A second computer used the marker location data captured by the CCD cameras to overlay a realistic computer-generated image of a copy machine onto the box I was “viewing.” I was able to press a virtual button on the “machine’s” control panel, which triggered a preprogrammed demonstration that included the opening of a door panel and the rolling out of the toner mechanism. I also walked around the machine to observe it from all sides, noticing little delay as my view of it changed. I was particularly impressed when I was able to grasp the edges of the machine (the box) and turn it in real time.

The second demonstration replaced the registration markers with 10 optical motion-capture sensors placed strategically around a space to locate my position. These sensors are programmed to locate a group of five rods mounted on the HMD. To track several people viewing an object simultaneously, each HMD has a different pattern of rods, so that the PC can identify each individual.

As I donned the HMD again, a full-size car appeared before me. Because it was much longer than a virtual copy machine, it was apparent that the width of my view was restricted to just under half of what I would be able to see without the HMD, requiring me to turn my head more than usual to take in the entire vehicle. I was guided around the car and was asked to sit on a physical chair placed inside the simulation, from which I could view the dashboard and the car’s interior.

You might think a virtual tour of a sports car would be more exciting than one of a copy machine, but in Canon’s demonstration, the opposite was true. While the simulation was useful for viewing the color, style, and interior design of the car, the lack of movement and things to grasp, such as a steering wheel, made the overall experience less interesting than the copy-machine demonstration.

One drawback is that the HMD is cumbersome, as the attached location rods make it fairly weighty. It didn’t feel entirely secure when I moved my head quickly, and movement is restricted because of the attached cable. Aso estimates that simulating an object takes about 250 megabytes of video data per second, which falls within the bandwidth of wireless communications. Wireless technology itself, however, is not yet at a level that would support transmitting four channels of video data (two channels each of sending and receiving) to such a compact HMD with no delay.

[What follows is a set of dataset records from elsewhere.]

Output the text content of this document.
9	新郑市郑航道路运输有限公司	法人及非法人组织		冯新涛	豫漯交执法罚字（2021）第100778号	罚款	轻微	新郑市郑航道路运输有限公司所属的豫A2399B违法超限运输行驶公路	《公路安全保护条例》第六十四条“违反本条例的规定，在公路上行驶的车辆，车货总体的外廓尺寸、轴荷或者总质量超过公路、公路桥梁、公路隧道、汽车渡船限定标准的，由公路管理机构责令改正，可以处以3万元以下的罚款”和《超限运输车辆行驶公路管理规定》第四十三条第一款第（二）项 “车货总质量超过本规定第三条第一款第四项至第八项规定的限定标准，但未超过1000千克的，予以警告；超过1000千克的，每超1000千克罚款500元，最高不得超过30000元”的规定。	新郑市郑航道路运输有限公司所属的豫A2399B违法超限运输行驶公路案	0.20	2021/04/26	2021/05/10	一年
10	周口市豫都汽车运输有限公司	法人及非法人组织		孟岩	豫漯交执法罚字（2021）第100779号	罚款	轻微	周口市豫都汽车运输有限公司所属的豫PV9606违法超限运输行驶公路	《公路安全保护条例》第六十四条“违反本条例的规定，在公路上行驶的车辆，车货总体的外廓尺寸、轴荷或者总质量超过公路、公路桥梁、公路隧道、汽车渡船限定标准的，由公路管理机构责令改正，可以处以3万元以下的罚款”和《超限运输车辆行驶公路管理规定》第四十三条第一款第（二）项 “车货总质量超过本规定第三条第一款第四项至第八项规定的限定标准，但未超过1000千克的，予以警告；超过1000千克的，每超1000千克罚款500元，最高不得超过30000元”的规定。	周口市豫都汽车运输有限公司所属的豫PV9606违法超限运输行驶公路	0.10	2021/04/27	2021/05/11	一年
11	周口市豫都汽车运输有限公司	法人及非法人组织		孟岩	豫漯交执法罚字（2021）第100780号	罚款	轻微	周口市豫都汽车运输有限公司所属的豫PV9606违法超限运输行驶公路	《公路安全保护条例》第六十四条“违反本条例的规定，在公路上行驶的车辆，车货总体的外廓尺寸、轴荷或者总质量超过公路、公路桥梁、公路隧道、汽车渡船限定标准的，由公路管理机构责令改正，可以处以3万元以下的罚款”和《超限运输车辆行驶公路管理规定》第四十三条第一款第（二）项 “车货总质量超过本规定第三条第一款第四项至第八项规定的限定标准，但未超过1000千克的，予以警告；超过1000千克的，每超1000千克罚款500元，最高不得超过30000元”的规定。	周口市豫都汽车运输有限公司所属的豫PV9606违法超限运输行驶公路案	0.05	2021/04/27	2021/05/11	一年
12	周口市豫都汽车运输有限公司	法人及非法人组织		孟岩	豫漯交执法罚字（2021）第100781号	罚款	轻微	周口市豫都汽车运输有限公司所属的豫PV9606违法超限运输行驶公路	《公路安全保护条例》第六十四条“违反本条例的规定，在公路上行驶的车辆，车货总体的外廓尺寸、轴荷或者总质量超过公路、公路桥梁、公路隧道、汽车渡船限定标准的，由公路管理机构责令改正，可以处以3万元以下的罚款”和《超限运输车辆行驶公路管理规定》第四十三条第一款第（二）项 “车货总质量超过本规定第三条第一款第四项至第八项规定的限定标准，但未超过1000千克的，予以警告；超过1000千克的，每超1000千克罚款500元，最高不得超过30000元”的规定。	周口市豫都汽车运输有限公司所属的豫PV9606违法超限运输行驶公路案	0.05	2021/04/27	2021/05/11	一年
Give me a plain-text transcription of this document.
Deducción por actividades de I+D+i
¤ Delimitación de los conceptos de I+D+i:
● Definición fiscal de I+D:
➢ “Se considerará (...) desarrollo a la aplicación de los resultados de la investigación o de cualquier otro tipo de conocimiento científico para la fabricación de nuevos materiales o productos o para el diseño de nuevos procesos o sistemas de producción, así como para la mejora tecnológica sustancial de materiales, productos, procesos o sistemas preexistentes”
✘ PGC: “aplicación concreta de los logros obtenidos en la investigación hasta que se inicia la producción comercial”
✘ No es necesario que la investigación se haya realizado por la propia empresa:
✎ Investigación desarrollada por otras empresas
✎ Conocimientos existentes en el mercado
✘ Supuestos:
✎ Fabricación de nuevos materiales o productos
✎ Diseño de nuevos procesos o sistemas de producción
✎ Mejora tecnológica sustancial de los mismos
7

Canon will market the MR technology as a complete system, first in Japan, then overseas—possibly as early as the end of the year in the United States. Pricing will depend on what customers can afford. A system that uses just the registration markers (the copy machine) will be less expensive—suitable, for instance, for a museum or a smaller company—than one that uses the high-quality optical motion-capture sensors (the car). Aso estimates the price of a basic system, employing a single HMD, at around US $125 000 and that of the advanced system, with motion-capture sensors, at around $500 000.

About the Author

John Boyd covers technology in Japan. In our November 2011 special report “Fukushima and the Future of Nuclear Power,” he and Associate Editor Eliza Strickland laid out the messy future of the Fukushima Dai-ichi site.